Another episode from her book shows an early developed sense for high-level diplomacy and lobbying.

In 1943, aged 21, Agnelli decided to sit for her final A level exams. At the time, however, there was a law banning students who had not attended school regularly from sitting the exams before the age of 23.

War had disrupted Agnelli's school attendance - she had volunteered as a Red Cross nurse - and therefore would not have qualified for the exam for another two years. Demonstrating a fierce determination not to be deterred, Agnelli swung into action after someone suggested that three ministers could table a draft law that would enable students who had spent more than three months at the front to sit for the exams at the age of 21.

Agnelli promptly put the suggestion to the minister of education, who agreed to draft the law. Industry Minister Count Cini was won over next and Agnelli's mother helped her muster the support of the third minister required. The law duly entered into force soon enough to enable Agnelli to obtain her A levels that summer.

These days, Agnelli's approach to diplomacy displays a clear preference for bilateral contacts.

There are fears in Italian government circles that this might put her slightly at odds with the multilateral par excellence world of the Council of Ministers during her country's presidency of the Union.

She is reputed to have little patience and physical endurance for long meetings and may well find it hard to chair Council meetings in Brussels, where the first 'tour de table' may take up the whole morning.

Moreover, her Yes or No approach leaves little margin for manoeuvre in negotiations.

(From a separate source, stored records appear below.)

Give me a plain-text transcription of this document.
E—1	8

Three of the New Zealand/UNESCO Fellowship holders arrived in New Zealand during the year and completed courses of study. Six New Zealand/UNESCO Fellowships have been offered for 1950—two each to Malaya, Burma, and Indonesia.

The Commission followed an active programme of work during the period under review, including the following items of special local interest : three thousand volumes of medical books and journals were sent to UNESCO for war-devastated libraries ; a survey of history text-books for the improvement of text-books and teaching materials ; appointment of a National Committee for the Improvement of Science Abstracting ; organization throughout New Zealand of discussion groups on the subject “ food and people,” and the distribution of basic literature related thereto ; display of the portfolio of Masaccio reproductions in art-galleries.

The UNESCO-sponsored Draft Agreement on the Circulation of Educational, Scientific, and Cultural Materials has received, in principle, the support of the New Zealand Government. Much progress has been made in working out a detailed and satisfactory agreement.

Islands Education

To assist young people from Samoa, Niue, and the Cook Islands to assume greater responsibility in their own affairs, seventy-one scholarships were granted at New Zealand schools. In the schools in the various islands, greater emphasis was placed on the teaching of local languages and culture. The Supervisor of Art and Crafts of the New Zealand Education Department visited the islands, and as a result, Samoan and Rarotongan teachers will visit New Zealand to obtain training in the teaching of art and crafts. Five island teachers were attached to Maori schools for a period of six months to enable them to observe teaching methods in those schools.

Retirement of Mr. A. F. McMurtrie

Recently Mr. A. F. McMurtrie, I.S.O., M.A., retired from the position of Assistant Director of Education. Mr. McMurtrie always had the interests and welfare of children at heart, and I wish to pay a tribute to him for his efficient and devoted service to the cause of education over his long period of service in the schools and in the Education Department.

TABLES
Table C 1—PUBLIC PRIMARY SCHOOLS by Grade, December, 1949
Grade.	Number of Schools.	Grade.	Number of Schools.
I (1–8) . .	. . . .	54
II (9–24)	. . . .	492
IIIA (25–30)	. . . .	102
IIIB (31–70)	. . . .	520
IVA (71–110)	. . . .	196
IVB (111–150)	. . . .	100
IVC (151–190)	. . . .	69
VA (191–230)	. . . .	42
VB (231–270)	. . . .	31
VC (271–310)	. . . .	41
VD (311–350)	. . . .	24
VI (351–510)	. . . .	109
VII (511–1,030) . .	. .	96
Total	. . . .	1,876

The 'Agnelli syndrome', a sense of superiority inevitably bred in the bone of the offspring of one of the greatest European industrial dynasties, may add further strain to forthcoming meetings of EU foreign ministers.

Agnelli's recent visit to Sarajevo, following the conclusion of the peace talks in Ohio, offered fresh evidence of her tendency to “bypass” the intricacies of diplomatic protocol. While in Sarajevo as a guest of Bosnian President Alija Izetbegovic, she took the opportunity to meet the spokesman of the Bosnian Serb 'government', without either seeking clearance or even informing the official Bosnian government.

Hostile commentators pointed to the “family business interests” in Serbia as the motive behind this policy of appeasement towards the Bosnian Serbs.

It is precisely this conflict of interest between her name and her function that may prove to be Agnelli's Achilles' heel.

Prominent Forza Italia and Forza Europa members are quick to stress that this conflict of interest is tantamount to the one that forced their leader, Berlusconi, out of government and are on the look-out for more faux pas.